Tag Archives: Poisson

Negative Binomial Fit

MLB — Run Distribution Per Game & Per Inning — Negative Binomial

This is an extension of an earlier post I wrote about the runs per inning distribution. In this post I use the negative binomial distribution to better model the how MLB teams score runs in an inning or in a game. I wrote a primer on the math of the different distributions mentioned in the post for reference.

The Baseball Side

A team in the American League will average .4830 runs per inning, but does this mean they will score a run every two innings? This seems intuitive if you apply math from Algebra I [1 run / 2 innings ~ .4830 runs/inning]. However, if you attend a baseball game, the vast majority of innings you’ll watch will be scoreless. This large number of scoreless innings can be described by discrete probability distributions that account for teams scoring none, one, or multiple runs in one inning.

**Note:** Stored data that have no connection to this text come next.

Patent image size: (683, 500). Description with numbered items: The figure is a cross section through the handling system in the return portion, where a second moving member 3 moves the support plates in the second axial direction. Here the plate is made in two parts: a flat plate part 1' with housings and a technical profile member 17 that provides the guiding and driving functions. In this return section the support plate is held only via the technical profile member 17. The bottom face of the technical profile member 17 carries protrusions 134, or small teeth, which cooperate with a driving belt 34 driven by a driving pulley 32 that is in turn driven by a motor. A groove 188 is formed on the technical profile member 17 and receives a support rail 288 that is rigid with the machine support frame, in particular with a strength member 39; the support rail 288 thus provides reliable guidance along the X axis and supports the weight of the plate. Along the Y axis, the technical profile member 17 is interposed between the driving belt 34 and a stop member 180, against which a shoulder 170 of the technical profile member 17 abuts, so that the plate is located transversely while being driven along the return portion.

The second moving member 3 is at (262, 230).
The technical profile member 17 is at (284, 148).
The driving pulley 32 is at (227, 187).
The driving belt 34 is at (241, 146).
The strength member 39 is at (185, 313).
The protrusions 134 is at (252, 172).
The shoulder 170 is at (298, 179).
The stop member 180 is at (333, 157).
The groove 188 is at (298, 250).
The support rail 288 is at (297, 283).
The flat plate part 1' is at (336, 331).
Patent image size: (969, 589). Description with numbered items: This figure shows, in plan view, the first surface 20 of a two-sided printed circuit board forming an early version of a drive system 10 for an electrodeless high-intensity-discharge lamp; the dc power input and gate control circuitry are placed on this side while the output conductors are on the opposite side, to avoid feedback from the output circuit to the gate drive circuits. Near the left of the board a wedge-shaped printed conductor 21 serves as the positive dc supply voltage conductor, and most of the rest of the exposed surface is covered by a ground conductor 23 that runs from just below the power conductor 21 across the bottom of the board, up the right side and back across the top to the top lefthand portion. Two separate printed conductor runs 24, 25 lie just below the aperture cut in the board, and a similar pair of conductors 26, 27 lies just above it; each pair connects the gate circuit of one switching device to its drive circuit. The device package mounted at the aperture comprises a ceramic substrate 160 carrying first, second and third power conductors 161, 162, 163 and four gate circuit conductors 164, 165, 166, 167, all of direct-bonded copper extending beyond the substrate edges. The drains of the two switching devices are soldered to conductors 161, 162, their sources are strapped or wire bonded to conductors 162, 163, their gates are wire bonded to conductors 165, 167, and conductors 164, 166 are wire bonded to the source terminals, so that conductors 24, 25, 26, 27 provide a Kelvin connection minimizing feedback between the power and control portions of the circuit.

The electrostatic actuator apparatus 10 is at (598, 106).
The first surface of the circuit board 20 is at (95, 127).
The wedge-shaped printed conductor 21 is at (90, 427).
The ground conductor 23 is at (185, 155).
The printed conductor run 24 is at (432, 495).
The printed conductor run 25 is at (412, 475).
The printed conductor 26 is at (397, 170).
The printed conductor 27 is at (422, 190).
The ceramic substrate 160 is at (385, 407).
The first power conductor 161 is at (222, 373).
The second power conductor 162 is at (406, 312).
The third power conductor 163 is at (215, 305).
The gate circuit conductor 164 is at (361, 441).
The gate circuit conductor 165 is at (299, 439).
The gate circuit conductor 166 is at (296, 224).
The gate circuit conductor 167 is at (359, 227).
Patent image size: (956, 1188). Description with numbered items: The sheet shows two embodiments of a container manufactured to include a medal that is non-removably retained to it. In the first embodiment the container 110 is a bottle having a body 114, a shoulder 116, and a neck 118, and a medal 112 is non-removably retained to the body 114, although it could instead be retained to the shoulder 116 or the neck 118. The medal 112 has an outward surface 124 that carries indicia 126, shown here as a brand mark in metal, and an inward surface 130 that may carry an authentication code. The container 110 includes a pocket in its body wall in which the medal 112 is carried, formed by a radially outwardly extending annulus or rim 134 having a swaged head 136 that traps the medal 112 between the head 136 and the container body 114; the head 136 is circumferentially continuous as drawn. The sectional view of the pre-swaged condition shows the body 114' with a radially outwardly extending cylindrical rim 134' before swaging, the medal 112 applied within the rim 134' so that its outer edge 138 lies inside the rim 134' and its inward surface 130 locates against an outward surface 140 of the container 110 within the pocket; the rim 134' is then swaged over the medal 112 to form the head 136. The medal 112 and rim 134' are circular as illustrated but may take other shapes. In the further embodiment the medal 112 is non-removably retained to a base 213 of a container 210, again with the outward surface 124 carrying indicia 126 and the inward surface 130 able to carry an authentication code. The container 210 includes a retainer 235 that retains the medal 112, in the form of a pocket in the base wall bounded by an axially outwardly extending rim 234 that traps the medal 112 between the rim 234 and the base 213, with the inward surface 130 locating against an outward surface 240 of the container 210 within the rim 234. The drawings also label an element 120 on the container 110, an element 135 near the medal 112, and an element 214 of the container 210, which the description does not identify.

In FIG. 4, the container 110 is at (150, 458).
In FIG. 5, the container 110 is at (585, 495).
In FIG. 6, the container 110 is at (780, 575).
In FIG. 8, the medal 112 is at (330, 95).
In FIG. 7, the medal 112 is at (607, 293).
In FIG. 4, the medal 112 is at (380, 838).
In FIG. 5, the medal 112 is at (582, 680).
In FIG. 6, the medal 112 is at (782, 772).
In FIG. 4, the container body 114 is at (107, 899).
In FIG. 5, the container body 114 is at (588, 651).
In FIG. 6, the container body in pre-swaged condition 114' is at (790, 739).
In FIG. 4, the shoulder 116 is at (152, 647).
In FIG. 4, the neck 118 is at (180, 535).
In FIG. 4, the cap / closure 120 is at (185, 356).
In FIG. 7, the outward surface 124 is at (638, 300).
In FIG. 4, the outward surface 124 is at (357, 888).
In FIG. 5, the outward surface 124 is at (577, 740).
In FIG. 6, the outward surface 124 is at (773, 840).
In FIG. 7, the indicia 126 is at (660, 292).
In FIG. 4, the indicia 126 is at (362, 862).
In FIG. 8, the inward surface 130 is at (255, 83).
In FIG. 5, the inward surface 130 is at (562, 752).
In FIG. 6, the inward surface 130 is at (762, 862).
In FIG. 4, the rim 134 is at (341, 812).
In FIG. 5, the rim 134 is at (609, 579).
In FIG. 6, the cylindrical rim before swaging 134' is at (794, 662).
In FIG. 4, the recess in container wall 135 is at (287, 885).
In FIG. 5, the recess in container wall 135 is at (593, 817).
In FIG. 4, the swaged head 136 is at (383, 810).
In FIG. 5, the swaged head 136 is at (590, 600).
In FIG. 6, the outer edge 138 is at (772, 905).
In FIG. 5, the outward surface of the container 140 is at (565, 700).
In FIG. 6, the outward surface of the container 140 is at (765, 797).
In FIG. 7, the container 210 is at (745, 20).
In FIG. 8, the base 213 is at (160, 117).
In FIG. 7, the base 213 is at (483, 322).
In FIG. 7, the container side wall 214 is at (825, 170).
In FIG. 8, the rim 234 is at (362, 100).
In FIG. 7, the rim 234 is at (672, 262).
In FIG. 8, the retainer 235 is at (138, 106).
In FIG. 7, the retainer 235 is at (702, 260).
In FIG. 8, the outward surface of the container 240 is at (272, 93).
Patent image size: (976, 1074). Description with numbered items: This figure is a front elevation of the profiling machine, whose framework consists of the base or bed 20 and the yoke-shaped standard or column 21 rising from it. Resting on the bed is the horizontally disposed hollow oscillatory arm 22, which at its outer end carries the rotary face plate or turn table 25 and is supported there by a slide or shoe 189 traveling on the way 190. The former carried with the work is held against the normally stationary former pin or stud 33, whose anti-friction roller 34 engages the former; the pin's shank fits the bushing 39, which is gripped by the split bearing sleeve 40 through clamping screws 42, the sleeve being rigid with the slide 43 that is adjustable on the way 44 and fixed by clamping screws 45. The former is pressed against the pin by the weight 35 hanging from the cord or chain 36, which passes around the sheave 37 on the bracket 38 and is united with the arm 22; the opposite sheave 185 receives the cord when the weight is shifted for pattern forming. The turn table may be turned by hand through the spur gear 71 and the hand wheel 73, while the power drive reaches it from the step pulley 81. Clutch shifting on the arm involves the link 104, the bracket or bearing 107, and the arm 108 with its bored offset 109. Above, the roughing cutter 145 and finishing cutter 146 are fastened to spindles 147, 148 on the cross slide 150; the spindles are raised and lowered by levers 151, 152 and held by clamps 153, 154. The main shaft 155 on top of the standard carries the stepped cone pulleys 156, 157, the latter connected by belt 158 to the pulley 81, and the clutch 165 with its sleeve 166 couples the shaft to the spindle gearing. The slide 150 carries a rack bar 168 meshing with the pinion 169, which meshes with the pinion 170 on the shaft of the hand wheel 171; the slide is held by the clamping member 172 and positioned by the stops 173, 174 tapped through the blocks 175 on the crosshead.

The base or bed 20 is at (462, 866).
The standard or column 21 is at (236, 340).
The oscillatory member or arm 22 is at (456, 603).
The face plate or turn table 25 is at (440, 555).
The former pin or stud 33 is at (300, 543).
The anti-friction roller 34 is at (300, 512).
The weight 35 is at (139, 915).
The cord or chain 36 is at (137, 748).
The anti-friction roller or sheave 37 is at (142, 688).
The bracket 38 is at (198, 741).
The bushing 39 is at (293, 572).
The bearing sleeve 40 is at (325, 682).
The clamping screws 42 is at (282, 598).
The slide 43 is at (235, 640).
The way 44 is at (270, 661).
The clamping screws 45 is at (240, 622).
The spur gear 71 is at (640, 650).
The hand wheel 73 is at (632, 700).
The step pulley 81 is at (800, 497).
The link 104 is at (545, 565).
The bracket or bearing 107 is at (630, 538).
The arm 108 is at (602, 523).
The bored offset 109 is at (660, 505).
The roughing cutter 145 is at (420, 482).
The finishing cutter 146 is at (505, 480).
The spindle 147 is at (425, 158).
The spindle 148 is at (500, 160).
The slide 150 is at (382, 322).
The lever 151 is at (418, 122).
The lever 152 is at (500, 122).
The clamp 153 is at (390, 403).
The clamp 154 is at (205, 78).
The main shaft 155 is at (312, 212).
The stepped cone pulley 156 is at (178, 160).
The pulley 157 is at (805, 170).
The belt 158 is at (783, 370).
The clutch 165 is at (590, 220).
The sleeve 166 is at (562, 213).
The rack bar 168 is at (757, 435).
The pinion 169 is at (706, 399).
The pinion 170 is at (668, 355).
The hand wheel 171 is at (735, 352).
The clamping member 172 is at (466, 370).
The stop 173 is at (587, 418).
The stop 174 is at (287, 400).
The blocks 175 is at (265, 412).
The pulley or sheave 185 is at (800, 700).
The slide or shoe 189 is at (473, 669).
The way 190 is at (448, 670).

Runs in baseball are considered rare events and count data, so they will follow a discrete probability distribution if they are random. The overall goal of this post is to describe the random process that arises with scoring runs in baseball. Previously, I’ve used the Poisson distribution (PD) to describe the probability of getting a certain number of runs within an inning. The Poisson distribution describes count data like car crashes or earthquakes over a given period of time and defined space. This worked reasonably well to get the general shape of the distribution, but it didn’t capture all the variance that the real data set contained. It predicted fewer scoreless innings and many more 1-run innings than what really occurred. The PD makes an assumption that the mean and variance are equal. In both runs per inning and runs per game, the variance is about twice as much as the mean, so the real data will ‘spread out’ more than a PD predicts.

Negative Binomial Fit

The graph above shows an example of the application of count data distributions. The actual data is in gray and the Poisson distribution in yellow. It’s not a terrible way to approximate the data or to conceptually understand the randomness behind baseball scoring, but the negative binomial distribution (NBD) works much better. The NBD is also a discrete probability distribution, but it finds the probability of a certain number of failures occurring before a certain number of successes. It would answer the question, what’s the probability that I get 3 TAILS before I get 5 HEADS when I continue to flip a coin. This doesn’t at first intuitively seem like it relates to a baseball game or an inning, but that will be explained later.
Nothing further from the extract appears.